Under the theory - which is gaining credence in Washington security circles - US action would provoke a major Iranian response, perhaps in the form of moves to cut off Gulf oil supplies, providing a trigger for air strikes against Iran’s nuclear facilities and even its armed forces.

Senior officials believe Mr Bush’s inner circle has decided he does not want to leave office without first ensuring that Iran is not capable of developing a nuclear weapon.

The intelligence source said: “No one outside that tight circle knows what is going to happen.” But he said that within the CIA “many if not most officials believe that diplomacy is failing” and that “top Pentagon brass believes the same”.

He said: “A strike will probably follow a gradual escalation. Over the next few weeks and months the US will build tensions and evidence around Iranian activities in Iraq.”

Previously, accusations that Mr Bush was set on war with Iran have come almost entirely from his critics.

Many senior operatives within the CIA are highly critical of Mr Bush’s handling of the Iraq war, though they themselves are considered ineffective and unreliable by hardliners close to Mr Cheney.

The vice president is said to advocate the use of bunker-busting tactical nuclear weapons against Iran’s nuclear sites. His allies dispute this, but Mr Cheney is understood to be lobbying for air strikes if sites can be identified where Revolutionary Guard units are training Shia militias.

Recent developments over Iraq appear to fit with the pattern of escalation predicted by Pentagon officials.

Gen David Petraeus, Mr Bush’s senior Iraq commander, denounced the Iranian “proxy war” in Iraq last week as he built support in Washington for the US military surge in Baghdad.
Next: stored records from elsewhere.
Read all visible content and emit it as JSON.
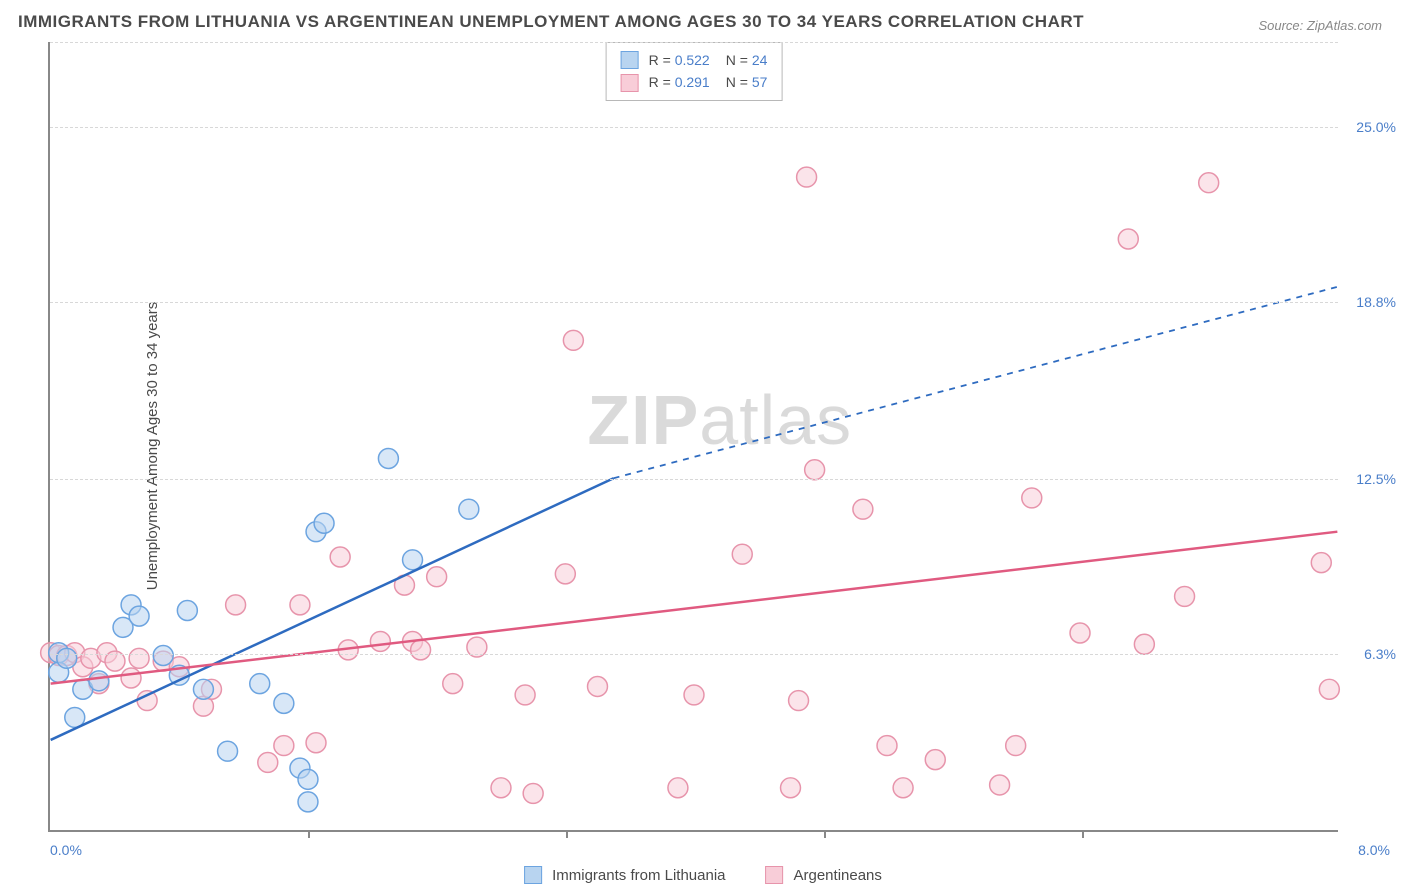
{
  "title": "IMMIGRANTS FROM LITHUANIA VS ARGENTINEAN UNEMPLOYMENT AMONG AGES 30 TO 34 YEARS CORRELATION CHART",
  "source": "Source: ZipAtlas.com",
  "y_axis_label": "Unemployment Among Ages 30 to 34 years",
  "watermark": {
    "bold": "ZIP",
    "rest": "atlas"
  },
  "colors": {
    "series1_fill": "#b8d4f0",
    "series1_stroke": "#6ca4e0",
    "series1_line": "#2e6bc0",
    "series2_fill": "#f8cdd8",
    "series2_stroke": "#e794ab",
    "series2_line": "#e05a80",
    "axis": "#888888",
    "grid": "#d8d8d8",
    "tick_text": "#4a7ec9",
    "title_text": "#4a4a4a",
    "background": "#ffffff"
  },
  "chart": {
    "type": "scatter",
    "xlim": [
      0.0,
      8.0
    ],
    "ylim": [
      0.0,
      28.0
    ],
    "y_ticks": [
      {
        "value": 6.3,
        "label": "6.3%"
      },
      {
        "value": 12.5,
        "label": "12.5%"
      },
      {
        "value": 18.8,
        "label": "18.8%"
      },
      {
        "value": 25.0,
        "label": "25.0%"
      }
    ],
    "x_ticks_at": [
      1.6,
      3.2,
      4.8,
      6.4
    ],
    "x_min_label": "0.0%",
    "x_max_label": "8.0%",
    "marker_radius": 10,
    "marker_fill_opacity": 0.55,
    "line_width": 2.5
  },
  "legend_top": [
    {
      "swatch_fill": "#b8d4f0",
      "swatch_stroke": "#6ca4e0",
      "r": "0.522",
      "n": "24"
    },
    {
      "swatch_fill": "#f8cdd8",
      "swatch_stroke": "#e794ab",
      "r": "0.291",
      "n": "57"
    }
  ],
  "legend_bottom": [
    {
      "swatch_fill": "#b8d4f0",
      "swatch_stroke": "#6ca4e0",
      "label": "Immigrants from Lithuania"
    },
    {
      "swatch_fill": "#f8cdd8",
      "swatch_stroke": "#e794ab",
      "label": "Argentineans"
    }
  ],
  "series": [
    {
      "name": "Immigrants from Lithuania",
      "color_fill": "#b8d4f0",
      "color_stroke": "#6ca4e0",
      "trendline": {
        "color": "#2e6bc0",
        "x1": 0.0,
        "y1": 3.2,
        "x2": 3.5,
        "y2": 12.5,
        "dash_extend_to_x": 8.0,
        "dash_extend_to_y": 19.3
      },
      "points": [
        [
          0.05,
          5.6
        ],
        [
          0.05,
          6.3
        ],
        [
          0.1,
          6.1
        ],
        [
          0.15,
          4.0
        ],
        [
          0.2,
          5.0
        ],
        [
          0.3,
          5.3
        ],
        [
          0.45,
          7.2
        ],
        [
          0.5,
          8.0
        ],
        [
          0.55,
          7.6
        ],
        [
          0.7,
          6.2
        ],
        [
          0.8,
          5.5
        ],
        [
          0.85,
          7.8
        ],
        [
          0.95,
          5.0
        ],
        [
          1.1,
          2.8
        ],
        [
          1.3,
          5.2
        ],
        [
          1.45,
          4.5
        ],
        [
          1.55,
          2.2
        ],
        [
          1.6,
          1.0
        ],
        [
          1.6,
          1.8
        ],
        [
          1.65,
          10.6
        ],
        [
          1.7,
          10.9
        ],
        [
          2.1,
          13.2
        ],
        [
          2.25,
          9.6
        ],
        [
          2.6,
          11.4
        ]
      ]
    },
    {
      "name": "Argentineans",
      "color_fill": "#f8cdd8",
      "color_stroke": "#e794ab",
      "trendline": {
        "color": "#e05a80",
        "x1": 0.0,
        "y1": 5.2,
        "x2": 8.0,
        "y2": 10.6
      },
      "points": [
        [
          0.0,
          6.3
        ],
        [
          0.05,
          6.2
        ],
        [
          0.1,
          6.2
        ],
        [
          0.15,
          6.3
        ],
        [
          0.2,
          5.8
        ],
        [
          0.25,
          6.1
        ],
        [
          0.3,
          5.2
        ],
        [
          0.35,
          6.3
        ],
        [
          0.4,
          6.0
        ],
        [
          0.5,
          5.4
        ],
        [
          0.55,
          6.1
        ],
        [
          0.6,
          4.6
        ],
        [
          0.7,
          6.0
        ],
        [
          0.8,
          5.8
        ],
        [
          0.95,
          4.4
        ],
        [
          1.0,
          5.0
        ],
        [
          1.15,
          8.0
        ],
        [
          1.35,
          2.4
        ],
        [
          1.45,
          3.0
        ],
        [
          1.55,
          8.0
        ],
        [
          1.65,
          3.1
        ],
        [
          1.8,
          9.7
        ],
        [
          1.85,
          6.4
        ],
        [
          2.05,
          6.7
        ],
        [
          2.2,
          8.7
        ],
        [
          2.25,
          6.7
        ],
        [
          2.3,
          6.4
        ],
        [
          2.4,
          9.0
        ],
        [
          2.5,
          5.2
        ],
        [
          2.65,
          6.5
        ],
        [
          2.8,
          1.5
        ],
        [
          2.95,
          4.8
        ],
        [
          3.0,
          1.3
        ],
        [
          3.2,
          9.1
        ],
        [
          3.25,
          17.4
        ],
        [
          3.4,
          5.1
        ],
        [
          3.9,
          1.5
        ],
        [
          4.0,
          4.8
        ],
        [
          4.3,
          9.8
        ],
        [
          4.6,
          1.5
        ],
        [
          4.65,
          4.6
        ],
        [
          4.7,
          23.2
        ],
        [
          4.75,
          12.8
        ],
        [
          5.05,
          11.4
        ],
        [
          5.2,
          3.0
        ],
        [
          5.3,
          1.5
        ],
        [
          5.5,
          2.5
        ],
        [
          5.9,
          1.6
        ],
        [
          6.0,
          3.0
        ],
        [
          6.1,
          11.8
        ],
        [
          6.4,
          7.0
        ],
        [
          6.7,
          21.0
        ],
        [
          6.8,
          6.6
        ],
        [
          7.05,
          8.3
        ],
        [
          7.2,
          23.0
        ],
        [
          7.9,
          9.5
        ],
        [
          7.95,
          5.0
        ]
      ]
    }
  ]
}
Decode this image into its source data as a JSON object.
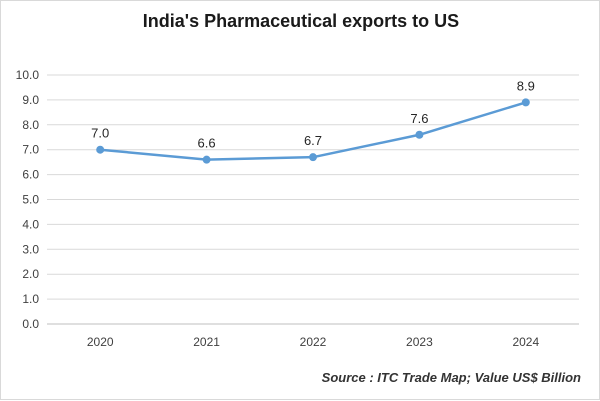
{
  "chart_data": {
    "type": "line",
    "title": "India's Pharmaceutical exports to US",
    "categories": [
      "2020",
      "2021",
      "2022",
      "2023",
      "2024"
    ],
    "series": [
      {
        "name": "Pharmaceutical exports to US",
        "values": [
          7.0,
          6.6,
          6.7,
          7.6,
          8.9
        ],
        "color": "#5b9bd5"
      }
    ],
    "data_labels": [
      "7.0",
      "6.6",
      "6.7",
      "7.6",
      "8.9"
    ],
    "y_ticks": [
      "0.0",
      "1.0",
      "2.0",
      "3.0",
      "4.0",
      "5.0",
      "6.0",
      "7.0",
      "8.0",
      "9.0",
      "10.0"
    ],
    "ylim": [
      0,
      10
    ],
    "grid": "horizontal",
    "xlabel": "",
    "ylabel": "",
    "source": "Source : ITC Trade Map; Value US$ Billion"
  }
}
The US also announced the creation of a new base near the Iraqi border town of Badra, the first of what could be several locations to tackle the smuggling of weapons from Iran.”

The Gamble

What occurs behind the scenes in the event that the United States does unilaterally confront Iran will be just as impacting. It’s obvious that they will attempt to utilize pro-Western movements in the country as a force for destabilization, but despite the belief of men such Mr. Cheney that Iranians will rise up against their government and theocratic infrastructure en mass after the United States has used military force is a stretch. One only has to look that the percentage of Iranians that claimed they would defend their country’s right to develop nuclear power as a case against American wishful thinking. It should also not be forgotten that many Iranians are also not forgetful of the past and US complicities with regards to the Shah’s regime, nor British complicities for that matter.

It is, like the invasion of Iraq, a massive gamble; one that has a greater chance of galvanizing Iranian public defiance than it does their willingness to side with the objectives of a foreign invader. Iran, as some of you might recall, was once a democracy. And when their democratically elected leader refused to play ball with international oil interests, he was painted a Communist and a coup was engineered (see Operation AJAX) to remove him from power. Following that, democracy was not reinstituted, but rather the rule of a monarch, which should betray the sort of hypocrisy that the West has routinely displayed with regards to the Middle East. While the President champion’s democracy in Iraq, its neighbour, Saudi Arabia, remains anything but. And as we’re all aware, nary a word is mentioned about that beyond the fact that significant arms are to be provided them by the US.

Security, democracy, freedom – these are just words that mask our exploitative and imperial natures, and do so with alarming success. If Iran is to be militarily confronted, what then is the endgame? That it too will see the rise of a wholly American influenced government? That the United States will find itself in a much larger war in which insurgents in two different countries are arrayed against them?

Being that he’s the most powerful man in the world, I would assume that George Bush has the answers to such questions. Then again, given the fact that he’ll be retiring to his ranch in Texas in a little under a year and a half, does he need to?